House Committee report finds Director of National Intelligence Clapper misled Congress

by WorldTribune Staff, March 23, 2018

Former Director of National Intelligence (DNI) James Clapper provided misleading testimony to Congress regarding information he allegedly leaked to CNN on Russian meddling in the 2016 presidential election, the House Intelligence Committee said.

The committee’s final report, which it approved on March 22, found no evidence of Russian collusion with the Trump campaign.

Former Director of National Intelligence James Clapper arrives on Capitol Hill to testify before the Senate Armed Services Committee on Jan. 5, 2017. / AP

Clapper “allegedly leaked information to CNN regarding the classified briefings given to then President-Elect Donald Trump and President Barack Obama on the salacious dossier claiming the Russians had compromising information on the president-elect,” investigative journalist Sara Carter reported, citing government sources who noted the evidence of the leak was collected during the House Intelligence Committee’s Russia investigation.

Reporting on the committee’s findings, Bill Gertz wrote for the Washington Free Beacon that “Despite 472 days of investigation and thousands of witnesses, the committee stated in its list of final conclusions and recommendations that it found no evidence of collusion between President Donald Trump, his campaign aides, and Russia.”

The report said DNI Clapper, now a national security analyst for CNN “provided inconsistent testimony to the committee about his contacts with the media, including CNN,” Gertz said.

A CNN spokeswoman did not return an email seeking comment, and Clapper could not be reached for comment, the Free Beacon reported.

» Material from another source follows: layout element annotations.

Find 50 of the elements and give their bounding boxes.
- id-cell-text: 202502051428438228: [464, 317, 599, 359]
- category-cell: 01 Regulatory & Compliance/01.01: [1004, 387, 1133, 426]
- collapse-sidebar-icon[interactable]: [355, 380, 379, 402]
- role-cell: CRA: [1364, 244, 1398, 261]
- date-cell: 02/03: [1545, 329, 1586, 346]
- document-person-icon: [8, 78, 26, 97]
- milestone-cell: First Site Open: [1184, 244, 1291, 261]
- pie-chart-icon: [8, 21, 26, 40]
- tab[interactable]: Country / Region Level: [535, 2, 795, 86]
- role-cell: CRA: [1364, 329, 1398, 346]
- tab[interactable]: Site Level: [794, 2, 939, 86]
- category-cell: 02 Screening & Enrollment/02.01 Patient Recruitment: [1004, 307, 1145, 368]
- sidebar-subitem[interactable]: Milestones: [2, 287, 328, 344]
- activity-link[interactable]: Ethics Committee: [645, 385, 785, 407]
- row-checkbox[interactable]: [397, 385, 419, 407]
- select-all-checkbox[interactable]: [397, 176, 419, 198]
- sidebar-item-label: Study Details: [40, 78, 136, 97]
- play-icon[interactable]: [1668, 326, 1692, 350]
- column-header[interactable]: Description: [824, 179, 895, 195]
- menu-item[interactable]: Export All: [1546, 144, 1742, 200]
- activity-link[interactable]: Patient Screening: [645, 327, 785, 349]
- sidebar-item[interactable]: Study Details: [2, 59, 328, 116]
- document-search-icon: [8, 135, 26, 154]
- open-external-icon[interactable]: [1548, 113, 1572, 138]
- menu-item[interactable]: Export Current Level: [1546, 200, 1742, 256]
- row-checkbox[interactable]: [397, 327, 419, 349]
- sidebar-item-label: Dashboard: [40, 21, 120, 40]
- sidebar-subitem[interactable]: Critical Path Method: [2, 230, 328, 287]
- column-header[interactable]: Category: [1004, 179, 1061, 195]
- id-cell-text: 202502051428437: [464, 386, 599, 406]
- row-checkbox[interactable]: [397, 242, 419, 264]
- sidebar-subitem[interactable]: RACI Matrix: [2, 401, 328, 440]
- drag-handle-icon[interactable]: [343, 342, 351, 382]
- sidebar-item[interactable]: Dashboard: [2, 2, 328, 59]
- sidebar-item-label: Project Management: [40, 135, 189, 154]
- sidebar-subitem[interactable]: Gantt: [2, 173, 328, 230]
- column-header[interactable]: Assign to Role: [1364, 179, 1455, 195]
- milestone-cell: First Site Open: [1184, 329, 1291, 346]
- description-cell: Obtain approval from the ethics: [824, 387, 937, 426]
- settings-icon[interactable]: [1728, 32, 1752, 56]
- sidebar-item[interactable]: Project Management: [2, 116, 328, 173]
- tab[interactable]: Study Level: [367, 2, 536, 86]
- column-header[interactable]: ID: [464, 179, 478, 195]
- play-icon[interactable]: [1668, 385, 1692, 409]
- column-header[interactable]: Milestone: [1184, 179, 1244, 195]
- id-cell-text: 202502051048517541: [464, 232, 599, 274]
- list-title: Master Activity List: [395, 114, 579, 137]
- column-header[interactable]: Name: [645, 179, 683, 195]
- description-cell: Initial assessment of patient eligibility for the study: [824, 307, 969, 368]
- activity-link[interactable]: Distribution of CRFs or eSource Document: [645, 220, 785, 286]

The report also said former White House National Security Adviser Michael Flynn pleaded guilty to making a false statement to the FBI regarding conversations with Russian Ambassador Sergei Kislyak “even though the Federal Bureau of Investigation agents did not detect any deception during Flynn’s interview.”

“The finding suggests the FBI improperly charged Flynn,” Gertz noted.

Clapper, who was one of four senior Obama administration officials to attend the briefing with Trump and Obama, also stated his “profound dismay at the leaks” in an official statement issued in January 2017.

The government sources, Carter reported, said Clapper “had spoken to CNN at roughly the same time Jake Tapper broke the first story regarding the briefings conducted by senior intelligence officials with Trump and Obama on the dossier” authored by ex-British spy Christopher Steele.

“Tapper’s story, which published in January 2017, created a snowball effect of allegations in the media that Trump’s campaign had allegedly colluded with the Russians in the 2016 election and that Russia had compromising material on Trump, sources with knowledge of the investigation concluded,” Carter noted.

“Clapper, former CIA Director John Brennan, former FBI Director James Comey and national security adviser Mike Rogers agreed to brief both Obama and Trump on the dossier in early January 2017. Comey briefed Trump, sharing a two-page summary with him of the contents of the dossier.”

While Steele had contacted journalists about the dossier as early as the summer of 2016, journalists had been reluctant to publish its unverified findings.

“But it was when CNN published the first report that Trump and Obama had been briefed on the dossier’s findings that other news agencies began to report on it,” Carter noted. “The committee found evidence that Clapper, who is now a contributor at CNN, contacted CNN shortly before the story was published by Tapper, Evan Perez, and Jim Sciutto. The story detailed the briefings given to Trump by the senior officials on the contents of the dossier and ‘gave the dossier legs and news agencies began to publish its contents because it had now become official news,’ one congressional source told this reporter. Shortly after CNN published the report, Buzzfeed made the decision to post the entire 35-page dossier and referenced the CNN report in its decision to publish it, according to the website.”

On Jan. 11, Clapper issued a press release stating that the leaks in the media regarding the briefing on the dossier were “extremely corrosive and damaging to national security.”

“I expressed my profound dismay at the leaks that have been appearing in the press, and we both agreed that they are extremely corrosive and damaging to our national security,” he stated. “We also discussed the private security company document, which was widely circulated in recent months among the media, members of Congress and Congressional staff even before the IC became aware of it. I emphasized that this document is not a U.S. Intelligence Community product and that I do not believe the leaks came from within the IC.”

“The IC has not made any judgment that the information in this document is reliable, and we did not rely upon it in any way for our conclusions,” Clapper stated. “However, part of our obligation is to ensure that policymakers are provided with the fullest possible picture of any matters that might affect national security.”

The committee’s report also reportedly said the Obama administration failed to notify the Trump campaign that members of the campaign were assessed to be counterintelligence concerns.